Faire du « sport ». Il n’est pas question ici d’enchaîner les squats sur le quai, mais de profiter du trajet pour se tonifier ou relâcher les tensions accumulées au cours de la journée. « Scannez de haut en bas chaque parcelle de votre corps, soyez attentifs à vos raideurs musculaires et essayez de les décontracter une par une », propose David Gourion. Par exemple, debout, en vous étirant avec une barre d’appui en hauteur ou en vous tenant sur un seul pied. Ou assis, en musclant votre périnée ou en surélevant vos talons. Vous cesserez alors peut-être de vous attarder sur l’odeur douteuse de votre voisin... Dernier conseil de coach : se coltiner les transports est un effort physique, il est donc judicieux de se conditionner avec une nuit de sommeil réparatrice, un petit déjeuner consistant et une bonne hydratation.

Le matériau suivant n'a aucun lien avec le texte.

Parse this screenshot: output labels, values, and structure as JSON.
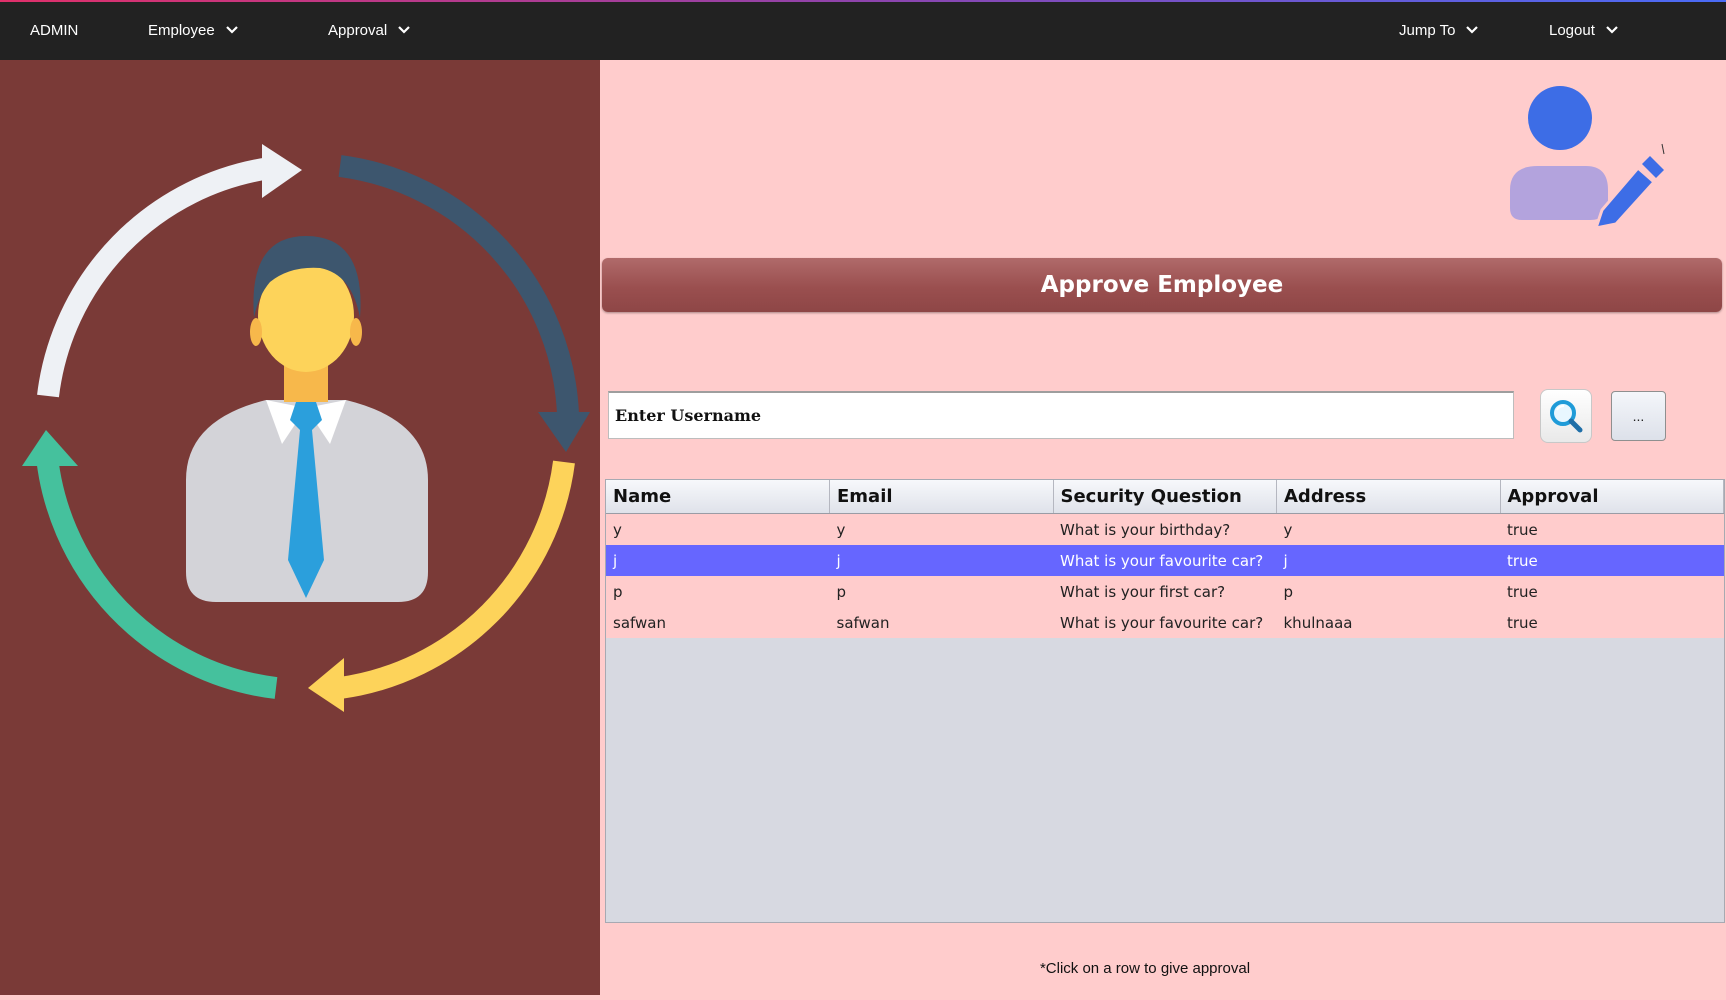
{
  "nav": {
    "brand": "ADMIN",
    "employee": "Employee",
    "approval": "Approval",
    "jump_to": "Jump To",
    "logout": "Logout"
  },
  "colors": {
    "nav_bg": "#222222",
    "left_panel": "#7a3a37",
    "right_panel": "#ffcccc",
    "title_bar": "#9a4f4f",
    "selected_row": "#6666ff"
  },
  "icons": {
    "illustration": "employee-cycle-illustration",
    "header": "user-edit-icon",
    "search": "magnifier-icon"
  },
  "page": {
    "title": "Approve Employee",
    "search_placeholder": "Enter Username",
    "more_button": "...",
    "hint": "*Click on a row to give approval"
  },
  "table": {
    "columns": [
      "Name",
      "Email",
      "Security Question",
      "Address",
      "Approval"
    ],
    "rows": [
      {
        "name": "y",
        "email": "y",
        "question": "What is your birthday?",
        "address": "y",
        "approval": "true",
        "selected": false
      },
      {
        "name": "j",
        "email": "j",
        "question": "What is your favourite car?",
        "address": "j",
        "approval": "true",
        "selected": true
      },
      {
        "name": "p",
        "email": "p",
        "question": "What is your first car?",
        "address": "p",
        "approval": "true",
        "selected": false
      },
      {
        "name": "safwan",
        "email": "safwan",
        "question": "What is your favourite car?",
        "address": "khulnaaa",
        "approval": "true",
        "selected": false
      }
    ]
  }
}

Selon le psy, « cela évitera d’additionner les facteurs de stress » – et accessoirement de se faire un claquage entre deux stations.
Voyager avec quelqu’un. Partager le trajet avec un collègue, quitte à faire un détour pour le rejoindre sur la route, ne présente que des avantages. On oublie les désagréments du métro, on focalise son attention sur l’autre (et non ses problèmes), et puis, au moins, si on est en retard, on l’est à deux ! « C’est une des stratégies de défocalisation les plus efficaces », note le médecin. Si le collègue a une panne de réveil, vous pouvez même tenter d’échanger quelques mots avec votre voisin de strapontin. Aborder des inconnus n’est jamais facile dans ce contexte, mais vous pourriez être surpris de la solidarité dont certains font preuve dans l’adversité... Les plus timides peuvent se contenter d’observer les usagers : c’est déjà une diversion en soi. « Constater le stress des autres usagers, c’est une façon de prendre conscience qu’on n’est pas tout seul à subir son angoisse. » Que nous sommes finalement tous dans le même bateau, pardon, train.